В тот год мне исполнялось тринадцать, я был записан в первый класс *** гимназии в А., и в первые дни учебного года новички небольшими группами должны были являться в кабинет замдиректора, чтобы занести свое имя и дату рождения в специальную книгу — на тот случай, если вдруг когда-нибудь впоследствии они прославятся — другой тому причины я, по крайней мере, не вижу. Книга лежала на низеньком столике, у которого нужно было присаживаться на этакую табуретку, дабы спокойно и без помарок вывести буквы и цифры. Книга эта была в своем роде замечательна тем, что книгой, по сути дела, не являлась, поскольку не содержала в себе ничего, кроме — в данном случае — несуразных каракулей сотен и сотен тупоумных отпрысков видных и отлично образованных родителей. Это был солидный том, здоровенный, что твоя конторская тетрадь, с обложкой, помнится мне, цвета небеленой холстины, выпуклым кожаным корешком и твердыми кожаными уголками. Страницы были из дорогой, очень плотной и очень белой реестровой бумаги, нелинованной, без строчек и колонок, хотя услужливая рука и расчертила карандашом — по образцу уже заполненных — полдюжины предназначенных для записей страниц, дабы у ревностных юных ручонок имелась некая канва.

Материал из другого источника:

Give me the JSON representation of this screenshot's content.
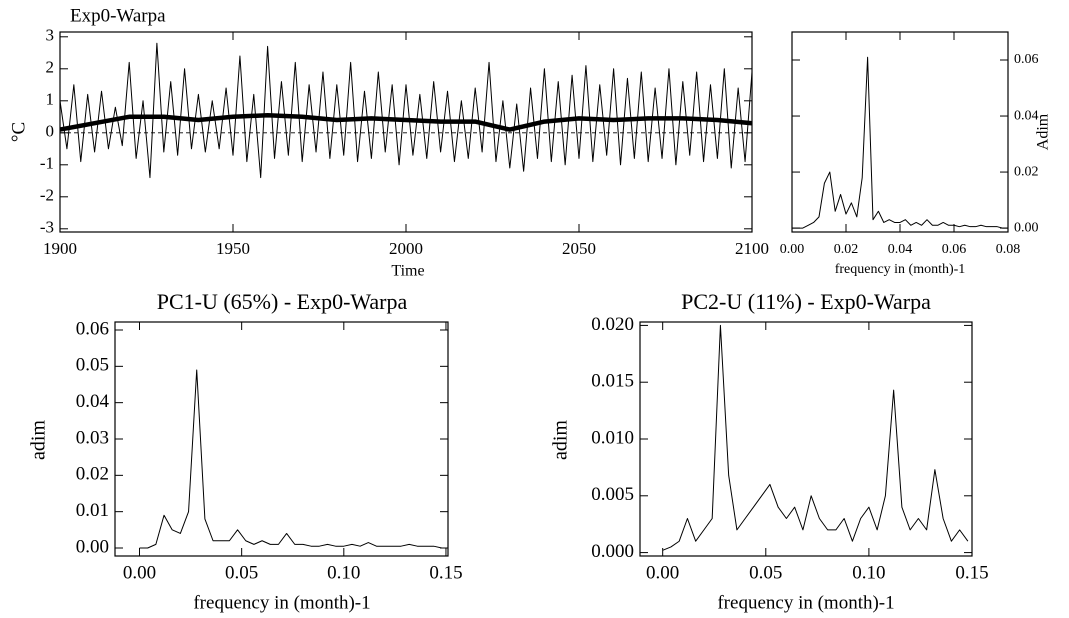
{
  "chart_data": [
    {
      "type": "line",
      "title": "Exp0-Warpa",
      "xlabel": "Time",
      "ylabel": "°C",
      "xlim": [
        1900,
        2100
      ],
      "xticks": [
        1900,
        1950,
        2000,
        2050,
        2100
      ],
      "ylim": [
        -3.1,
        3.15
      ],
      "yticks": [
        -3,
        -2,
        -1,
        0,
        1,
        2,
        3
      ],
      "y_axis_side": "left",
      "zero_line": true,
      "series": [
        {
          "color": "#000000",
          "x": [
            1900,
            1902,
            1904,
            1906,
            1908,
            1910,
            1912,
            1914,
            1916,
            1918,
            1920,
            1922,
            1924,
            1926,
            1928,
            1930,
            1932,
            1934,
            1936,
            1938,
            1940,
            1942,
            1944,
            1946,
            1948,
            1950,
            1952,
            1954,
            1956,
            1958,
            1960,
            1962,
            1964,
            1966,
            1968,
            1970,
            1972,
            1974,
            1976,
            1978,
            1980,
            1982,
            1984,
            1986,
            1988,
            1990,
            1992,
            1994,
            1996,
            1998,
            2000,
            2002,
            2004,
            2006,
            2008,
            2010,
            2012,
            2014,
            2016,
            2018,
            2020,
            2022,
            2024,
            2026,
            2028,
            2030,
            2032,
            2034,
            2036,
            2038,
            2040,
            2042,
            2044,
            2046,
            2048,
            2050,
            2052,
            2054,
            2056,
            2058,
            2060,
            2062,
            2064,
            2066,
            2068,
            2070,
            2072,
            2074,
            2076,
            2078,
            2080,
            2082,
            2084,
            2086,
            2088,
            2090,
            2092,
            2094,
            2096,
            2098,
            2100
          ],
          "values": [
            1.0,
            -0.5,
            1.5,
            -0.9,
            1.2,
            -0.6,
            1.3,
            -0.5,
            0.8,
            -0.4,
            2.2,
            -0.8,
            1.0,
            -1.4,
            2.8,
            -0.6,
            1.6,
            -0.7,
            2.0,
            -0.5,
            1.2,
            -0.6,
            1.0,
            -0.5,
            1.4,
            -0.7,
            2.4,
            -0.9,
            1.2,
            -1.4,
            2.7,
            -0.8,
            1.6,
            -0.7,
            2.2,
            -0.9,
            1.5,
            -0.6,
            1.9,
            -0.8,
            1.5,
            -0.7,
            2.2,
            -0.9,
            1.3,
            -0.8,
            1.9,
            -0.6,
            1.5,
            -1.0,
            1.5,
            -0.7,
            1.2,
            -0.8,
            1.6,
            -0.6,
            1.3,
            -0.9,
            1.0,
            -0.8,
            1.4,
            -0.6,
            2.2,
            -0.9,
            1.0,
            -1.1,
            0.9,
            -1.2,
            1.4,
            -0.8,
            2.0,
            -0.9,
            1.6,
            -1.0,
            1.8,
            -0.8,
            2.1,
            -0.9,
            1.5,
            -0.7,
            2.0,
            -1.0,
            1.7,
            -0.8,
            1.9,
            -0.9,
            1.4,
            -0.8,
            2.0,
            -1.0,
            1.6,
            -0.7,
            1.9,
            -0.9,
            1.5,
            -0.8,
            2.0,
            -1.1,
            1.4,
            -0.9,
            1.9
          ]
        },
        {
          "color": "#000000",
          "x": [
            1900,
            1910,
            1920,
            1930,
            1940,
            1950,
            1960,
            1970,
            1980,
            1990,
            2000,
            2010,
            2020,
            2030,
            2040,
            2050,
            2060,
            2070,
            2080,
            2090,
            2100
          ],
          "values": [
            0.1,
            0.3,
            0.5,
            0.5,
            0.4,
            0.5,
            0.55,
            0.5,
            0.4,
            0.45,
            0.4,
            0.35,
            0.35,
            0.1,
            0.35,
            0.45,
            0.4,
            0.45,
            0.45,
            0.4,
            0.3
          ]
        }
      ]
    },
    {
      "type": "line",
      "xlabel": "frequency in (month)-1",
      "ylabel": "Adim",
      "xlim": [
        0,
        0.08
      ],
      "xticks": [
        {
          "value": 0,
          "label": "0.00"
        },
        {
          "value": 0.02,
          "label": "0.02"
        },
        {
          "value": 0.04,
          "label": "0.04"
        },
        {
          "value": 0.06,
          "label": "0.06"
        },
        {
          "value": 0.08,
          "label": "0.08"
        }
      ],
      "ylim": [
        -0.0014,
        0.07
      ],
      "yticks": [
        {
          "value": 0,
          "label": "0.00"
        },
        {
          "value": 0.02,
          "label": "0.02"
        },
        {
          "value": 0.04,
          "label": "0.04"
        },
        {
          "value": 0.06,
          "label": "0.06"
        }
      ],
      "y_axis_side": "right",
      "series": [
        {
          "color": "#000000",
          "x": [
            0,
            0.002,
            0.004,
            0.006,
            0.008,
            0.01,
            0.012,
            0.014,
            0.016,
            0.018,
            0.02,
            0.022,
            0.024,
            0.026,
            0.028,
            0.03,
            0.032,
            0.034,
            0.036,
            0.038,
            0.04,
            0.042,
            0.044,
            0.046,
            0.048,
            0.05,
            0.052,
            0.054,
            0.056,
            0.058,
            0.06,
            0.062,
            0.064,
            0.066,
            0.068,
            0.07,
            0.072,
            0.074,
            0.076,
            0.078,
            0.08
          ],
          "values": [
            0,
            0,
            0,
            0.001,
            0.002,
            0.004,
            0.016,
            0.02,
            0.006,
            0.012,
            0.005,
            0.009,
            0.004,
            0.018,
            0.061,
            0.003,
            0.006,
            0.002,
            0.003,
            0.002,
            0.002,
            0.003,
            0.001,
            0.002,
            0.001,
            0.003,
            0.001,
            0.001,
            0.002,
            0.001,
            0.001,
            0.0005,
            0.001,
            0.0005,
            0.0005,
            0.001,
            0.0005,
            0.0005,
            0.0005,
            0,
            0
          ]
        }
      ]
    },
    {
      "type": "line",
      "title": "PC1-U (65%) - Exp0-Warpa",
      "xlabel": "frequency in (month)-1",
      "ylabel": "adim",
      "xlim": [
        -0.012,
        0.151
      ],
      "xticks": [
        {
          "value": 0,
          "label": "0.00"
        },
        {
          "value": 0.05,
          "label": "0.05"
        },
        {
          "value": 0.1,
          "label": "0.10"
        },
        {
          "value": 0.15,
          "label": "0.15"
        }
      ],
      "ylim": [
        -0.0022,
        0.0622
      ],
      "yticks": [
        {
          "value": 0,
          "label": "0.00"
        },
        {
          "value": 0.01,
          "label": "0.01"
        },
        {
          "value": 0.02,
          "label": "0.02"
        },
        {
          "value": 0.03,
          "label": "0.03"
        },
        {
          "value": 0.04,
          "label": "0.04"
        },
        {
          "value": 0.05,
          "label": "0.05"
        },
        {
          "value": 0.06,
          "label": "0.06"
        }
      ],
      "y_axis_side": "left",
      "series": [
        {
          "color": "#000000",
          "x": [
            0,
            0.004,
            0.008,
            0.012,
            0.016,
            0.02,
            0.024,
            0.028,
            0.032,
            0.036,
            0.04,
            0.044,
            0.048,
            0.052,
            0.056,
            0.06,
            0.064,
            0.068,
            0.072,
            0.076,
            0.08,
            0.084,
            0.088,
            0.092,
            0.096,
            0.1,
            0.104,
            0.108,
            0.112,
            0.116,
            0.12,
            0.124,
            0.128,
            0.132,
            0.136,
            0.14,
            0.144,
            0.148
          ],
          "values": [
            0,
            0,
            0.001,
            0.009,
            0.005,
            0.004,
            0.01,
            0.049,
            0.008,
            0.002,
            0.002,
            0.002,
            0.005,
            0.002,
            0.001,
            0.002,
            0.001,
            0.001,
            0.004,
            0.001,
            0.001,
            0.0005,
            0.0005,
            0.001,
            0.0005,
            0.0005,
            0.001,
            0.0005,
            0.0015,
            0.0005,
            0.0005,
            0.0005,
            0.0005,
            0.001,
            0.0005,
            0.0005,
            0.0005,
            0
          ]
        }
      ]
    },
    {
      "type": "line",
      "title": "PC2-U (11%) - Exp0-Warpa",
      "xlabel": "frequency in (month)-1",
      "ylabel": "adim",
      "xlim": [
        -0.011,
        0.15
      ],
      "xticks": [
        {
          "value": 0,
          "label": "0.00"
        },
        {
          "value": 0.05,
          "label": "0.05"
        },
        {
          "value": 0.1,
          "label": "0.10"
        },
        {
          "value": 0.15,
          "label": "0.15"
        }
      ],
      "ylim": [
        -0.0003,
        0.0203
      ],
      "yticks": [
        {
          "value": 0,
          "label": "0.000"
        },
        {
          "value": 0.005,
          "label": "0.005"
        },
        {
          "value": 0.01,
          "label": "0.010"
        },
        {
          "value": 0.015,
          "label": "0.015"
        },
        {
          "value": 0.02,
          "label": "0.020"
        }
      ],
      "y_axis_side": "left",
      "series": [
        {
          "color": "#000000",
          "x": [
            0,
            0.004,
            0.008,
            0.012,
            0.016,
            0.02,
            0.024,
            0.028,
            0.032,
            0.036,
            0.04,
            0.044,
            0.048,
            0.052,
            0.056,
            0.06,
            0.064,
            0.068,
            0.072,
            0.076,
            0.08,
            0.084,
            0.088,
            0.092,
            0.096,
            0.1,
            0.104,
            0.108,
            0.112,
            0.116,
            0.12,
            0.124,
            0.128,
            0.132,
            0.136,
            0.14,
            0.144,
            0.148
          ],
          "values": [
            0.0002,
            0.0005,
            0.001,
            0.003,
            0.001,
            0.002,
            0.003,
            0.02,
            0.0068,
            0.002,
            0.003,
            0.004,
            0.005,
            0.006,
            0.004,
            0.003,
            0.004,
            0.002,
            0.005,
            0.003,
            0.002,
            0.002,
            0.003,
            0.001,
            0.003,
            0.004,
            0.002,
            0.005,
            0.0143,
            0.004,
            0.002,
            0.003,
            0.002,
            0.0073,
            0.003,
            0.001,
            0.002,
            0.001
          ]
        }
      ]
    }
  ]
}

Для сей процедуры замдиректора выдал свою собственную большую, толстую, раскрашенную под голубой мрамор целлулоидную чернильную авторучку, чье неровное перо скользило вверх-вниз бойко и гладко, но, выводя параллельные линии, со скрипом цеплялось за бумагу. Сперва замдиректора отыскивал имя в некоем документе и выписывал его на клочке бумаги, следуя при этом определенному принципу — я имею в виду, то ли все имя, то ли только первое из них писал полностью, оставляя от всех последующих одни инициалы или же совсем их не указывая, а сложные фамилии — с предлогами, артиклями или же с теми и другими, напротив, вообще не сокращал, я уже не помню, однако в любом случае он сверялся с имевшейся у него версией имени сидевшего перед ним на табурете воспитанника, после чего оснащал юную руку своей солидной самопиской. Если запись в книге была произведена успешно, он комкал листок, как исполнившую свое предназначение и более не нужную шпаргалку, выкидывал его и делал следующую выписку. Весь ход дела был определенно неплохо продуман, невзирая на некоторые помехи, заключавшиеся в том, что время от времени замдиректора вновь завладевал своей авторучкой и там и сям что-то приписывал, всякий раз заново отвинчивая и завинчивая колпачок.
Сколько имен вместила эта книга, была ли она когда-либо заполнена, существует ли она до сих пор — мне неведомо. Значительное количество страниц отделяли ту, на которой предстояло появиться моему имени, от той, на которой было запечатлено — как я слыхал — имя Ниды Сенф, олимпийской чемпионки по плаванью, проучившейся в этой школе от силы месяцев пять. Человек предполагает, Бог располагает: все те, кто посещал эту школу и впоследствии вышел в люди и хоть чего-то достиг, оставили ее в первом, втором или каком бы то ни было классе, но в любом случае до выпускных экзаменов — считай, научно доказано. Текучка была сильная: большинство учеников в ближайшие полгода перебрались под крыло Углубленного Начального Образования, либо в школу Домоводства или в пансион для девочек, где учили, как правильно кушать конфеты, или чистить грушу ножом и вилкой, или чего там еще, Бог весть, какая разница.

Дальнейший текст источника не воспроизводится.